The founders put press freedom in the First Amendment for a reason.

But when the leader of the country repeatedly calls reporters and news outlets the “enemy of the people,” when our state’s leaders attempt to smear the personal reputations of journalists because they don’t like what was written about happenings at the statehouse, when departmental press officers, whose salaries are paid for with our tax dollars, refuse to answer questions for months at a time, this creates a climate of disregard for truth and becomes a threat on our democracy..

It’s time for good people of every political persuasion to reject this rhetoric.

Republish our articles for free, online or in print, under a Creative Commons license.

Rose Hoban

Rose Hoban is the founder and editor of NC Health News, as well as being the state government reporter. Hoban has been a registered nurse since 1992, but transitioned to journalism after earning degrees...

7 replies on “First For a Reason”

  1. Yes! Well said, Rose. Thank you — and all journalists — for doing your job! It is indeed crucial to our democracy.

  2. Rose, I appreciate your reporting, however I do have one important correction to what you are saying: President Trump has never characterized all members of the press as the “enemy of the people”…..That is an egregious error of fact on your part. He has labeled specific news organizations and specific journalists as such because they do not report the news….they try to “invent the news”….
    These are my own personal opinions and do not necessarily reflect the views of my employer.

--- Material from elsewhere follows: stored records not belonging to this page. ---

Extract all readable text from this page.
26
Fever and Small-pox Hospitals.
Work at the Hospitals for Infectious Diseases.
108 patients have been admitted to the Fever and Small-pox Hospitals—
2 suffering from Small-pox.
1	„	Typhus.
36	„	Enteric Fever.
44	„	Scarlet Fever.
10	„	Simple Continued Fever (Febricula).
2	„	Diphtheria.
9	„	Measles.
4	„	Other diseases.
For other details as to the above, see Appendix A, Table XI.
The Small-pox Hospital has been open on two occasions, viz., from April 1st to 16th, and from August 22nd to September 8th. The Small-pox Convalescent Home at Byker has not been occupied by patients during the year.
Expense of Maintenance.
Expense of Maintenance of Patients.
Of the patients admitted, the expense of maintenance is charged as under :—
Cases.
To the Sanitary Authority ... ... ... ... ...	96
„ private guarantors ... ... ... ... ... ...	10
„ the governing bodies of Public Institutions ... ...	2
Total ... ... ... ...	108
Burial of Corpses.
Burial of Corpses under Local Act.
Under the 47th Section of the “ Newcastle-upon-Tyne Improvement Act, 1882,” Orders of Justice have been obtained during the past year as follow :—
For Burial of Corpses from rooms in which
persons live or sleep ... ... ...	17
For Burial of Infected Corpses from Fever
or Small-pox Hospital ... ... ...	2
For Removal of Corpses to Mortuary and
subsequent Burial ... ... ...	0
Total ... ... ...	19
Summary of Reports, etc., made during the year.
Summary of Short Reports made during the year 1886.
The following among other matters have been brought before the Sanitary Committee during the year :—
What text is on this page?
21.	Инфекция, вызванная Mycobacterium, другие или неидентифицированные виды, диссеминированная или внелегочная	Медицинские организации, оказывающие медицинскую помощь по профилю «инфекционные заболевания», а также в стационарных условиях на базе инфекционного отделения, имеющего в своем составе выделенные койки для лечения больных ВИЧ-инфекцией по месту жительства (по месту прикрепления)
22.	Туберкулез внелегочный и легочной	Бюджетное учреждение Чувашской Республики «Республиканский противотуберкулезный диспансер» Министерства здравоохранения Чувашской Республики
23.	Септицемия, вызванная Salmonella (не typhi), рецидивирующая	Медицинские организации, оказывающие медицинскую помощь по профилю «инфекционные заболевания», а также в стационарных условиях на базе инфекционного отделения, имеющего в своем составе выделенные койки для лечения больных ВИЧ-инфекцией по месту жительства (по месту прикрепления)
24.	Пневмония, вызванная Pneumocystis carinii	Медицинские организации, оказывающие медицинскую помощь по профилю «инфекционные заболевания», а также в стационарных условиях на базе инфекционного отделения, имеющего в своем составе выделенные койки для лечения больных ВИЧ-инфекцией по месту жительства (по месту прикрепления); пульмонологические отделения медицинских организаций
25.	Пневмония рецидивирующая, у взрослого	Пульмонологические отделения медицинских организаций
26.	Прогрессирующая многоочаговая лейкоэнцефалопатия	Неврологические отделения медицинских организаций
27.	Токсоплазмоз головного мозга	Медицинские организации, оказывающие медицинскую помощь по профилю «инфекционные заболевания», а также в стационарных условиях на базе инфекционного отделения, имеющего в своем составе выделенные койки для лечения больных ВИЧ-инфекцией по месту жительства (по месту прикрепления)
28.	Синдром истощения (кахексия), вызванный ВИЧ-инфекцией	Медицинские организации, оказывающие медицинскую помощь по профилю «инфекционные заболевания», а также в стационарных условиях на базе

    1. I’m afraid we’ll have to disagree on this, Thomas.

      Just this morning, the president made a sweeping comment that did not specify particular outlets (and he has used sweeping generalizations in the past as well) when he tweeted: “THE FAKE NEWS MEDIA IS THE OPPOSITION PARTY. It is very bad for our Great Country….BUT WE ARE WINNING!” And a few minutes later: “There is nothing that I would want more for our Country than true FREEDOM OF THE PRESS. The fact is that the Press is FREE to write and say anything it wants, but much of what it says is FAKE NEWS, pushing a political agenda or just plain trying to hurt people. HONESTY WINS!”

      I need to ask, when does news become “fake”? When it makes a public official look bad? When it holds that person’s feet to the fire? When we in the media call out a lie?

      The point I made in this editorial is that use of this type of rhetoric degrades discourse and undermines democracy. No correction needed.

  3. This is exactly why I continue to read and support NC health news- -journalists with intelligence to know what is an important story and the drive to get that story out.

  4. Rose, this rocks. Not only on the #freepress topic, but on how you explained throughout what you do and why you do it. We are grateful that you do — thank you.

  5. I love that you continue to share what is actually going on in our state. You keep me connected on issues that are important to me, such as the Opioid Epidemic and state funding.
    Thank you all for what you do despite the personal attacks!